Rabbi Simcha Bunam, the Two Realities, and Self-Referentialism 

Now I don't know if they were stones or papers - you be the judge. In the Ontario Logoblog I quoted from Wes Morriston's paper that quoted from the Rabbi Simcha Bunam. Out in the Quad Cities, here's how Rabbi Karp presented the issue back in 1998:

We come to Yom Kippur, searching out our souls. Asking the questions, "Who
are we? What are we?" We stand between two infinities; the infinity that
is beyond us and the infinity that is within us. We stand at the center of
the universe. So who are we? What are we? Are we the center of the
universe? Or are we a nearly invisible dot, lost within the cosmic
grandeur? Or are we the culmination of creation, the very home of infinity
itself? Perhaps we are one. Perhaps we are another. Perhaps we are all
three. Each one of us must seek out our own answers on this day of Yom
Kippur; on every day of our lives. Perhaps we will find that our answers
reside somewhere in between them all. As Rabbi Simcha Bunam was fond of
telling his disciples, "Everyone must have two pockets, so that he can
reach into the one or the other, according to his needs. In his right
pocket are to be the words, 'For my sake was the world created,' and in his
left pocket: 'I am dust and ashes.'" May the search that each of us
enters into prove fruitful. May we grow from it. May we grow into it.
And may we grow in love and strength toward God and all creation.

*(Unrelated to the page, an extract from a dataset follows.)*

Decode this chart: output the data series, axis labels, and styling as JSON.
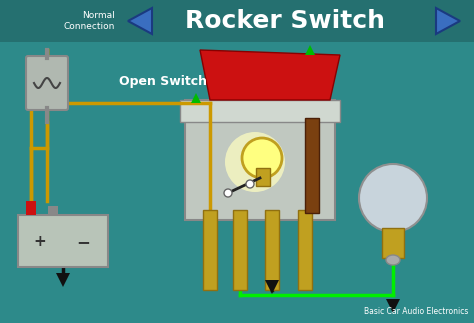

Here's some more about Rabbi Simcha Bunam:

Rabbi Simcha Bunam of Pshis'cha
Born: Voidislav, 1767
Died: Pshis'cha, 1827

In his early life Rabbi Simcha Bunam studied in the yeshivot of Mattersdorf and Nikolsburg where his mentor was the gaon Rabbi Mordechai Banet. Having been introduced to Chassidism by his father-in-law, he became the follower of the Maggid of Koznitz. After working as a manager of a timber producer and later as a pharmacist he was influenced and by the Chozeh (Seer) of Lublin, becoming his closest disciple. When Rabbi Yaacov Yitzchak, also called "the Holly Jew", left the Chozeh's circle to establish his own chassidic court in Pshis'cha, Rabbi Bunam followed him there, and upon the Holly Jew's death he succeeded him.

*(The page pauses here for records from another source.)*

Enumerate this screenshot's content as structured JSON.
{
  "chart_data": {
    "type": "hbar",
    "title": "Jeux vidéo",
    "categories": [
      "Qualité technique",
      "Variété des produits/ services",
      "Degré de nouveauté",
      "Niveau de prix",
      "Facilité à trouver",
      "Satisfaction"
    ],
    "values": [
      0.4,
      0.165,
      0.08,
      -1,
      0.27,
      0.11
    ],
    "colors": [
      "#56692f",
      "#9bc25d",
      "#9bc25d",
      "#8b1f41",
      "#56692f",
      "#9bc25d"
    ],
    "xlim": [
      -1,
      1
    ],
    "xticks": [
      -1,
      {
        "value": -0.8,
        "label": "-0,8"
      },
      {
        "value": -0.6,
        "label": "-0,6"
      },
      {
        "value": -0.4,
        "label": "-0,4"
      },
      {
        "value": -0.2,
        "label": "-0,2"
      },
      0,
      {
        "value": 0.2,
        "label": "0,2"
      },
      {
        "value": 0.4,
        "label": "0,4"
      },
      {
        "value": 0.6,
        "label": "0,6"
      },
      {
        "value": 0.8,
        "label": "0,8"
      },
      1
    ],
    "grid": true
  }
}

Thousands of chassidim were attracted to the Pshis'cha approach to Chassidism that Rabbi Bunam advocated, accentuating Torah study, introspection, and self searching....

Collections of his thoughts on the Torah were published by his followers under the titles Kol Simcha, Ramatayim Tzofim, Chedvat Simcha, and others.

And here's a story:

Rabbi Simcha Bunam once said, "I have learned the meaning of love by overhearing a conversation between two Polish peasants in a tavern. They were somewhat inebriated and one said to the other "Do you love me? And the other answered ‘of course I do’ and he continued ‘Then tell me where I hurt. And the other said ‘I do not know.’ Then the first man responded ‘Then how can you say you really love me.’ Rabbi Bunam continued, "to be a friend is to know where the other hurts."

But if you want to know more about the Rabbi, check Zoominfo, which generated information on him based upon 23 Internet sources. They were even able to ascertain his employment history. (He was a rabbi.)

However, Zoominfo does not list me. (I checked under my real name, and I'm not listed there either. But neither is Kiira Korpi.)